The architecture of ConvNeXt is as follows:

Hierarchical Stages: - 4 stages with varying depths and dimensions, defined by the depths and dims parameters. - Each stage includes depthwise convolutions, normalization, and activation layers.
Normalization: - Layer normalization applied across the stages.
Drop Path: - Stochastic depth used for regularization, controlled by drop_path.
Classification Head: - A fully connected head for final classification, with num_classes outputs.

Examples¶

Basic Example

import lucid.models as models

# Create ConvNeXt with default 1000 classes
model = models.ConvNeXt(num_classes=1000)

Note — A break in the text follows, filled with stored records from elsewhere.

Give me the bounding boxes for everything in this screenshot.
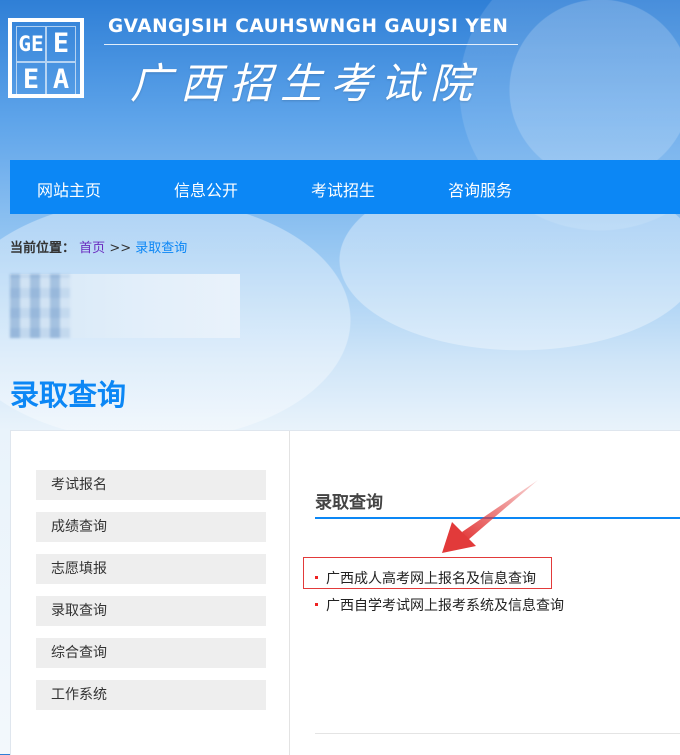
- nav-item-home[interactable]: 网站主页: [37, 177, 101, 201]
- site-name-cn: 广西招生考试院: [130, 59, 481, 108]
- sidebar-item-admission-query[interactable]: 录取查询: [36, 596, 266, 626]
- bullet-icon: [315, 575, 318, 579]
- main-nav: 网站主页 信息公开 考试招生 咨询服务: [10, 160, 680, 214]
- breadcrumb-label: 当前位置：: [10, 241, 76, 256]
- logo-letter: E: [46, 26, 76, 62]
- breadcrumb-home-link[interactable]: 首页: [79, 241, 105, 256]
- nav-item-consulting[interactable]: 咨询服务: [448, 177, 512, 201]
- logo-letter: A: [46, 62, 76, 98]
- site-logo[interactable]: GE E E A: [8, 18, 84, 98]
- content-panel: 考试报名 成绩查询 志愿填报 录取查询 综合查询 工作系统 录取查询 广西成人高…: [10, 430, 680, 755]
- site-name-en: GVANGJSIH CAUHSWNGH GAUJSI YEN: [108, 16, 509, 37]
- list-item-adult-exam-link[interactable]: 广西成人高考网上报名及信息查询: [315, 568, 536, 588]
- section-heading-underline: [315, 517, 680, 519]
- breadcrumb: 当前位置： 首页 >> 录取查询: [10, 237, 187, 256]
- section-heading: 录取查询: [315, 493, 383, 513]
- nav-item-info-public[interactable]: 信息公开: [174, 177, 238, 201]
- list-item-self-study-exam-link[interactable]: 广西自学考试网上报考系统及信息查询: [315, 595, 564, 615]
- bullet-icon: [315, 602, 318, 606]
- sidebar-item-score-query[interactable]: 成绩查询: [36, 512, 266, 542]
- nav-item-exam-enrollment[interactable]: 考试招生: [311, 177, 375, 201]
- content-divider: [315, 733, 680, 734]
- breadcrumb-current[interactable]: 录取查询: [135, 241, 187, 256]
- list-item-label[interactable]: 广西成人高考网上报名及信息查询: [326, 571, 536, 587]
- header-divider: [104, 44, 518, 45]
- qr-code-icon: [10, 274, 70, 338]
- sidebar-item-exam-registration[interactable]: 考试报名: [36, 470, 266, 500]
- sidebar-item-application-filling[interactable]: 志愿填报: [36, 554, 266, 584]
- sidebar-item-work-system[interactable]: 工作系统: [36, 680, 266, 710]
- list-item-label[interactable]: 广西自学考试网上报考系统及信息查询: [326, 598, 564, 614]
- page-title: 录取查询: [10, 378, 127, 412]
- logo-letter: GE: [16, 26, 46, 62]
- breadcrumb-separator: >>: [109, 241, 132, 256]
- sidebar: 考试报名 成绩查询 志愿填报 录取查询 综合查询 工作系统: [11, 431, 290, 755]
- sidebar-item-comprehensive-query[interactable]: 综合查询: [36, 638, 266, 668]
- logo-letter: E: [16, 62, 46, 98]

# Input tensor with shape (1, 3, 224, 224)
input_ = lucid.random.randn(1, 3, 224, 224)

# Perform forward pass
output = model(input_)

print(output.shape)  # Shape: (1, 1000)

Explanation

The model processes the input through hierarchical convolutional stages and outputs logits for 1000 classes.

Custom Configuration

# Create ConvNeXt with custom number of classes and configuration
model = models.ConvNeXt(
    num_classes=10,
    depths=[2, 2, 6, 2],
    dims=[64, 128, 256, 512],
    drop_path=0.1,
    layer_scale_init=1e-5
)

input_ = lucid.random.randn(1, 3, 224, 224)

output = model(input_)
print(output.shape)  # Shape: (1, 10)